On Tue, 31 Aug 2010 19:13:17 +0400, Jacob Carlborg <d...@me.com> wrote:
On 2010-08-31 05:17, Andrei Alexandrescu wrote:
On 8/30/10 20:04 PDT, dsimcha wrote:
I've been toying for a long time with the idea of a std.mixins for
Phobos that
would contain meta-implementations of commonly needed boilerplate code
for
mixing into classes and and structs. I've started to prototype it
(http://dsource.org/projects/scrapple/browser/trunk/std_mixins/std_mixins.d).

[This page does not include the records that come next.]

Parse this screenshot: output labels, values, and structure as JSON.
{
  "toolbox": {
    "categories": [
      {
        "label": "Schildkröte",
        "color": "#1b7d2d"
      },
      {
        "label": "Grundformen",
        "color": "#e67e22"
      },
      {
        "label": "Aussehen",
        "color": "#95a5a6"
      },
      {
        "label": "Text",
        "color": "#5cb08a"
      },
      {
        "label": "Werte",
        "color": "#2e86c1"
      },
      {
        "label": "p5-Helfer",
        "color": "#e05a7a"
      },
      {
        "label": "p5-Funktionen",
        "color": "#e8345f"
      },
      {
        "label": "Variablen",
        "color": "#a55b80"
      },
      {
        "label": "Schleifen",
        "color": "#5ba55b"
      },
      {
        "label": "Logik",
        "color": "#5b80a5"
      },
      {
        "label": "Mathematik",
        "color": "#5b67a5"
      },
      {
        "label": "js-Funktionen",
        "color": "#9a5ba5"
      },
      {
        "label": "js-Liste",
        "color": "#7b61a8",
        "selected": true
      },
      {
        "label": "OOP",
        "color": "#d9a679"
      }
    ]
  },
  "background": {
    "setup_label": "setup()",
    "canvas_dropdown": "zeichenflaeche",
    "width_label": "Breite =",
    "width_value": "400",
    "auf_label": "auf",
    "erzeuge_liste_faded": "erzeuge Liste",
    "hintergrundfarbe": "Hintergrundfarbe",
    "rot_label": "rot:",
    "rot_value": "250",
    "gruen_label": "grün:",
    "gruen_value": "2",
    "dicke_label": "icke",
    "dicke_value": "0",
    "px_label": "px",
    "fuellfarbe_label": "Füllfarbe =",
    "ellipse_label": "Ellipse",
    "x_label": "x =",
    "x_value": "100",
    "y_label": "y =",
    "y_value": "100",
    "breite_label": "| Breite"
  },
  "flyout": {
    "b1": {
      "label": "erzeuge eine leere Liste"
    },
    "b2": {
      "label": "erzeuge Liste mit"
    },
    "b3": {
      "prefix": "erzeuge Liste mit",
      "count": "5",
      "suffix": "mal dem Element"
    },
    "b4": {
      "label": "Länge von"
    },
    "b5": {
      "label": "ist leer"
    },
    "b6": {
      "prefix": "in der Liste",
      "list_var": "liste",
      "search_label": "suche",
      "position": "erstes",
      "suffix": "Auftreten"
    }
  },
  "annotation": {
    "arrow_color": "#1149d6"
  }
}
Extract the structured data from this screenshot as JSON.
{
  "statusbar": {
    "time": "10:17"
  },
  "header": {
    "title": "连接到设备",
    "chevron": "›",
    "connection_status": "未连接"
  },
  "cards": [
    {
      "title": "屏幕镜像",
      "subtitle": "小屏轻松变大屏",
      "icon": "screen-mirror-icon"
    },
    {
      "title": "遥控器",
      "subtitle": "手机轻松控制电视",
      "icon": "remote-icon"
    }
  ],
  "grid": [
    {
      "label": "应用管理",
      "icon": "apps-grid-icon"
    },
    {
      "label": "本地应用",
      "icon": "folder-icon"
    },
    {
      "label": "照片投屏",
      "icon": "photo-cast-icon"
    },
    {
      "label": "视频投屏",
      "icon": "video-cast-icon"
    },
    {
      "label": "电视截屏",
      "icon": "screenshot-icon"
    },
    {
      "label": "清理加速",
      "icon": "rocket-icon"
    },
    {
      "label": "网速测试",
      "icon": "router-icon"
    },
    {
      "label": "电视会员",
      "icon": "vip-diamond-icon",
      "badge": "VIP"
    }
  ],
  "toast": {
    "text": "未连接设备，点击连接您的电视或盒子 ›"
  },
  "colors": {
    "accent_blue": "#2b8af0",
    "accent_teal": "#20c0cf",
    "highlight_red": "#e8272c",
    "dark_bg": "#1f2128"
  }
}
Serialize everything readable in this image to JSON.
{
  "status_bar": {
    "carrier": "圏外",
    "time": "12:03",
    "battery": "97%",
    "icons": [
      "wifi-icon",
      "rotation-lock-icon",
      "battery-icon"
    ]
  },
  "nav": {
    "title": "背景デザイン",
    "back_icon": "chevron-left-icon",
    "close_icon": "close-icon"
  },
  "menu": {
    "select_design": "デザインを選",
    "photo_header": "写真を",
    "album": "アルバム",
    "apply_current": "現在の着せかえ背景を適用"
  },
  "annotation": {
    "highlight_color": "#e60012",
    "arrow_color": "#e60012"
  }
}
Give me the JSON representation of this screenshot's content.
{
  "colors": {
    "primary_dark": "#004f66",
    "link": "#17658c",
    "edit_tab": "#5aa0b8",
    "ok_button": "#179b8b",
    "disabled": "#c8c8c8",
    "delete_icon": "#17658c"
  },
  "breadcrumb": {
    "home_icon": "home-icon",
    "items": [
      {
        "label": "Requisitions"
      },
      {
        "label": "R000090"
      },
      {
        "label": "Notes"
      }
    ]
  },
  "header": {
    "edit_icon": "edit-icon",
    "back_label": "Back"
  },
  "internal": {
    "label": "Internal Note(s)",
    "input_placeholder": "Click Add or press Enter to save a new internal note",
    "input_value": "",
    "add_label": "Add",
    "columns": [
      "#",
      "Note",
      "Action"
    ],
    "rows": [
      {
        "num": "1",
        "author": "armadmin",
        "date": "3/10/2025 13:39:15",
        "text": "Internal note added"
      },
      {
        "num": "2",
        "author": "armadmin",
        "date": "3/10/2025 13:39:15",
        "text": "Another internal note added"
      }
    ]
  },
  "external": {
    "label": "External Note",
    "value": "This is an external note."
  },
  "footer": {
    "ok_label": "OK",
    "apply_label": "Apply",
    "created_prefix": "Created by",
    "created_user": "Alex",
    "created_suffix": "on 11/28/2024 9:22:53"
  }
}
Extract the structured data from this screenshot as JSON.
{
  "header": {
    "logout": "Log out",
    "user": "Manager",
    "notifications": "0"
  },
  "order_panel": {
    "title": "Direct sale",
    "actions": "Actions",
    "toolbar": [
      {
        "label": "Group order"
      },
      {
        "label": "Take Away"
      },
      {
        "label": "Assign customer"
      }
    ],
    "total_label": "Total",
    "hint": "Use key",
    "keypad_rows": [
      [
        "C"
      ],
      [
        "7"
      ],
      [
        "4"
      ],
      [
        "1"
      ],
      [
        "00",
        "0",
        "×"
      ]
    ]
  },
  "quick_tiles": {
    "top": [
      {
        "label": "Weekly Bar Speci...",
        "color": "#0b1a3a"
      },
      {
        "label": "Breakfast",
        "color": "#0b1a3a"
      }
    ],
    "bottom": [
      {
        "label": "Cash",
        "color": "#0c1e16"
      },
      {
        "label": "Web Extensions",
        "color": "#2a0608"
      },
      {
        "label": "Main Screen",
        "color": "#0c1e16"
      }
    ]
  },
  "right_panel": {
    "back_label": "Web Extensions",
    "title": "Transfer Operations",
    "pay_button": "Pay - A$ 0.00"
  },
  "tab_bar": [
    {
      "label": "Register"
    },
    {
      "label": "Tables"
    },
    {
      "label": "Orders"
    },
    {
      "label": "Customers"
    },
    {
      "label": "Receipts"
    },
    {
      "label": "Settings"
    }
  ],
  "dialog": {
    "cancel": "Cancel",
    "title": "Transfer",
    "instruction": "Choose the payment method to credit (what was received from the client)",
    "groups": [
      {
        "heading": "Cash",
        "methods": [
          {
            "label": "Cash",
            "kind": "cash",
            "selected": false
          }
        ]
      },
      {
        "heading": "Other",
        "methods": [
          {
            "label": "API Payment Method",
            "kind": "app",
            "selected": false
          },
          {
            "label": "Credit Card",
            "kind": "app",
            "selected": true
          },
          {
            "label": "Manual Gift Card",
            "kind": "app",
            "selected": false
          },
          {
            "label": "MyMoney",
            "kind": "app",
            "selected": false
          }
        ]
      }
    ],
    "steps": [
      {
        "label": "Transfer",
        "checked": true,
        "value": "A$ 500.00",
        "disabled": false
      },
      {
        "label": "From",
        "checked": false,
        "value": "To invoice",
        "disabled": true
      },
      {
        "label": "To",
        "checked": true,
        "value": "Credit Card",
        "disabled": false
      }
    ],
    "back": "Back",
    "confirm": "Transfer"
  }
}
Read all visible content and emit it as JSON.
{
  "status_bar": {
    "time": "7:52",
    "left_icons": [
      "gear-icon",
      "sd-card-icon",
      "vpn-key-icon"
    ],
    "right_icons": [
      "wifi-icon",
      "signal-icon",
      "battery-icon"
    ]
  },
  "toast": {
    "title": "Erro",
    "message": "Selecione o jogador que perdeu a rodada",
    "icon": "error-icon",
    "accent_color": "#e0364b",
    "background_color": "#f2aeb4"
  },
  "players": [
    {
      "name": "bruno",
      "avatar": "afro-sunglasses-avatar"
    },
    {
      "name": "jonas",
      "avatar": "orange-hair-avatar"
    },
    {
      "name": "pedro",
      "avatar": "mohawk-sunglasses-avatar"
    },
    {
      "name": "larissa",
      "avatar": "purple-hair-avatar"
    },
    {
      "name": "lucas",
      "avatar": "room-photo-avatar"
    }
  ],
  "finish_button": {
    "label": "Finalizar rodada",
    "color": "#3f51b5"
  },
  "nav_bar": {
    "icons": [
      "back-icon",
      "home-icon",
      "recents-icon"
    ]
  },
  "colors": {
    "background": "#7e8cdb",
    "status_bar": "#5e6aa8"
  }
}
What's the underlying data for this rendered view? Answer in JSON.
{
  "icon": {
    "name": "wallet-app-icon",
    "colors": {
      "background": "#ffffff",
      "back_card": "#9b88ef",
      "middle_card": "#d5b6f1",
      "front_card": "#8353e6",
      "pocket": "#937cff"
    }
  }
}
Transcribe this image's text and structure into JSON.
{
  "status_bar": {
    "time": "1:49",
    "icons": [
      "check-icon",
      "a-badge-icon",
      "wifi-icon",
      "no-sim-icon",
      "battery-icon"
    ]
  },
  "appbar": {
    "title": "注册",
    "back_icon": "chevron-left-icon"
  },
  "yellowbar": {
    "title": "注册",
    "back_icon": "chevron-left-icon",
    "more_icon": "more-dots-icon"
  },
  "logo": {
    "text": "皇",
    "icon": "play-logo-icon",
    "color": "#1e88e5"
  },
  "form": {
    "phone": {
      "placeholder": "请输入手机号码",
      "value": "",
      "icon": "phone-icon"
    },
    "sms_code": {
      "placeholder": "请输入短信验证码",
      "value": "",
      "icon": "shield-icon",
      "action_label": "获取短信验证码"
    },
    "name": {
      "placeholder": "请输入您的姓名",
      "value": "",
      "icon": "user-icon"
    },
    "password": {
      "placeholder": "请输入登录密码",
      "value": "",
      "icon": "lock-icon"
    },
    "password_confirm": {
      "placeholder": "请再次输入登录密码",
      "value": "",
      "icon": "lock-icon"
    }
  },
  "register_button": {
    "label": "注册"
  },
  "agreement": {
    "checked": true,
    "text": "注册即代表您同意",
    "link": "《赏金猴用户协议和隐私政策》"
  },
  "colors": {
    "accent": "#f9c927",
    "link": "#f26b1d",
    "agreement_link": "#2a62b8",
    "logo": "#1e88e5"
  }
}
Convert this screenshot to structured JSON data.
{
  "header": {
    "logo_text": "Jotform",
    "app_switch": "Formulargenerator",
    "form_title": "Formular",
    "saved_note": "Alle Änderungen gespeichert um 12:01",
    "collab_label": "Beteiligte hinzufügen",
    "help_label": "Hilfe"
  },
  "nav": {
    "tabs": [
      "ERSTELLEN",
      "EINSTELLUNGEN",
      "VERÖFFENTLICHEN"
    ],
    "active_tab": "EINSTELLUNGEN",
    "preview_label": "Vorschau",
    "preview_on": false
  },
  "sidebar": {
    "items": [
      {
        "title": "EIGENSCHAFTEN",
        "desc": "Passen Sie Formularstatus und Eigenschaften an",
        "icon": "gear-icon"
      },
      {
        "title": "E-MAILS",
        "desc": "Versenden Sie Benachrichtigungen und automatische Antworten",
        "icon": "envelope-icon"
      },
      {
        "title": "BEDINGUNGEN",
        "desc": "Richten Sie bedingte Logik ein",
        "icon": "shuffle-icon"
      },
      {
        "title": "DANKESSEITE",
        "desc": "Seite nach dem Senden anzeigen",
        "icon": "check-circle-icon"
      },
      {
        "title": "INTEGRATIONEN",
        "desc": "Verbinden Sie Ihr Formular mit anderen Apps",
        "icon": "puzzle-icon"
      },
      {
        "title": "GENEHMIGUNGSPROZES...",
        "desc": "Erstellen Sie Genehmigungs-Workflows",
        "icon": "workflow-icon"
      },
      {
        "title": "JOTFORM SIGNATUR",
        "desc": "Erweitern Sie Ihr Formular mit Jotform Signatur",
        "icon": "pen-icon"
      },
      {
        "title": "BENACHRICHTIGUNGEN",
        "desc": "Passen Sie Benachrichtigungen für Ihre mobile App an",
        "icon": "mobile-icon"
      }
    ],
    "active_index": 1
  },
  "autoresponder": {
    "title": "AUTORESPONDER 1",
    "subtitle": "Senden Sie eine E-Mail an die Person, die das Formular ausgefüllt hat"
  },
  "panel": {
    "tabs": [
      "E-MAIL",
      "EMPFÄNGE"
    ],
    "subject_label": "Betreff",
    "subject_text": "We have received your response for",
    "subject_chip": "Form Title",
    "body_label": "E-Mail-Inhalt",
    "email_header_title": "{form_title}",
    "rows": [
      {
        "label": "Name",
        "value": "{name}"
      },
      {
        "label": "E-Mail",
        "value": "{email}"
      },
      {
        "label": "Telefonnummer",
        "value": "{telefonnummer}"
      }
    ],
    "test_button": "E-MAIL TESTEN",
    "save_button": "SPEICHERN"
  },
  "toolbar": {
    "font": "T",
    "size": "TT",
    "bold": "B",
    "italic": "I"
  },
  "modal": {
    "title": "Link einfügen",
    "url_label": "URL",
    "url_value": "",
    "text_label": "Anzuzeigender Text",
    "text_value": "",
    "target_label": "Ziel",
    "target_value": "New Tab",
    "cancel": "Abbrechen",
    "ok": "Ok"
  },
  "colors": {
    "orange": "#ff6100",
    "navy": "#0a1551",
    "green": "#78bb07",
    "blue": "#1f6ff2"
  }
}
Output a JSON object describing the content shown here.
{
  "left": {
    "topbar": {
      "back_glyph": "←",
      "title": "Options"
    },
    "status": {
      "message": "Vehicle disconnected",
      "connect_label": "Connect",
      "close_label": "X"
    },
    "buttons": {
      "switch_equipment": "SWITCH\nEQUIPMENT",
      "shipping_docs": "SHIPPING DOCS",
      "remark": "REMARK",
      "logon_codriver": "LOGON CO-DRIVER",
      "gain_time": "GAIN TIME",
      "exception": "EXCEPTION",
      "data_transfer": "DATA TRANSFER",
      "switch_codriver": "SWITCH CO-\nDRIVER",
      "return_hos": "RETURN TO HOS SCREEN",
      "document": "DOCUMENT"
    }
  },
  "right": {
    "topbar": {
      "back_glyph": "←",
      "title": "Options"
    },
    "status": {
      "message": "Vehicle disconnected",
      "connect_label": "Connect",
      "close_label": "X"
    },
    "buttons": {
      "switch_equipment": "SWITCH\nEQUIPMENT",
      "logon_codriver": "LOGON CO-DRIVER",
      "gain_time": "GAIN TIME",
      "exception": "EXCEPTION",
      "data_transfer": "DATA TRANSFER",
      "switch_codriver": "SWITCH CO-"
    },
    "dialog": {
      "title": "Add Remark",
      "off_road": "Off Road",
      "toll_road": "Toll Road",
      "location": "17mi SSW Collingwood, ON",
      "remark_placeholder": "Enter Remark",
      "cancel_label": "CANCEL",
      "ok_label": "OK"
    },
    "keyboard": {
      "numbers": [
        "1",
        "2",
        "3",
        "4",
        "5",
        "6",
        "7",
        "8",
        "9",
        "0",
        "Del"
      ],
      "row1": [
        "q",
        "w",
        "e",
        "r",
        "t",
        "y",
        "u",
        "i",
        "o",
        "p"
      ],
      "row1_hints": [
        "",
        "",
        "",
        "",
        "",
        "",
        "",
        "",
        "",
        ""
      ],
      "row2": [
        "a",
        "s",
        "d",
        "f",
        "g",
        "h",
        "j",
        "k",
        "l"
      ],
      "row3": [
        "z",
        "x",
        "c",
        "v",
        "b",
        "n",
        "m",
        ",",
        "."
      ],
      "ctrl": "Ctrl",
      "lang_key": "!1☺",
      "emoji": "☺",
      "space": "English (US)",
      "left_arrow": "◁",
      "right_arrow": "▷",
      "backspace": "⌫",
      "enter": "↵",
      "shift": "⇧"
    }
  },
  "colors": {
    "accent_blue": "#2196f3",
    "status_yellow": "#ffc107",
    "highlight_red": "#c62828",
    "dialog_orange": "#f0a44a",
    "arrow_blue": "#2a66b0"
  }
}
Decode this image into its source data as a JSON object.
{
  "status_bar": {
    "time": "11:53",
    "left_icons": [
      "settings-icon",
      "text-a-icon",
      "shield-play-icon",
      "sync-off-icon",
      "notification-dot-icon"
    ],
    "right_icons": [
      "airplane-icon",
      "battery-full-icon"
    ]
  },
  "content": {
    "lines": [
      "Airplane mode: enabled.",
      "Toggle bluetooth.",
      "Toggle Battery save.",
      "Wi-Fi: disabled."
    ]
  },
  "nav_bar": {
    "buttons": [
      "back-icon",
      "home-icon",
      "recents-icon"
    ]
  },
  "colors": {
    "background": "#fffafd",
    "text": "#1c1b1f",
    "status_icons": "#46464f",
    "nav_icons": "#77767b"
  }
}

So far I have a mixin for struct comparisons, which is useful if you
need a
total ordering for use with sorting or binary trees, but don't care
exactly
how that ordering is defined. I've also got a mixin that converts a
class to
a Singleton, and uses thread-safe but efficient mechanisms to deal
with the
__gshared singleton case.
I'm also thinking of creating some mixins to allow cloning of
arbitrarily
complicated object graphs, provided that you don't stray outside of
SafeD. Is
this worth implementing or will it likely be solved in some other way
at some
point?
Right now I'd just like to milk the D community for ideas. What other
pieces
of boilerplate code do you find yourself writing often that the
standard
library should help with?
Sounds like a good idea, but I think the name is not too descriptive as
it refers to mechanism. We shouldn't have std.classes or std.structs in
there, should we? :o) Therefore std.mixins sounds like an awkward way to
group together pieces of functionality that may be very diverse.
FWIW I think you don't need any mixins to implement cloning. But I do
encourage you to work on cloning - I wanted for the longest time and
couldn't get to it. A cloning routine would need to keep a map of
pointer to pointer to make sure in only clones each object in a graph
once.
Andrei
My serialization library Orange (http://dsource.org/projects/orange/)
could be used for cloning. The easiest way to do this is just to
serialize a value and then deserialize the data and return the new
value. Of course this wouldn't be the most efficient way, for that one
could build a cloning library/function out of the front end of the
serializer.
A generic clone function is a very interesting idea, it is also a safe way
of creating immutable copies of mutable data structures (assumeUnique is
great but a dangerous one to use).
Now that we talk about serializing, I wrote a serialization library of my
own, too :) Unlike yours, it uses binary serialization, though.
What it does is what a Moving GC would do, i.e. compacting objects to use
less memory, so de-serialization is done at constant time (unless you need
to adjust pointers) and it's also happen to be the most efficient way to
object cloning.
I believe binary serialization is the most suitable solution for passing
data structures of any complexity between threads, over network or loading
resources from disk due to its performance and low memory usage. It also
improves data locality, so just cloning your data may lead to a
significant speedup in data processing and reduced memory usage.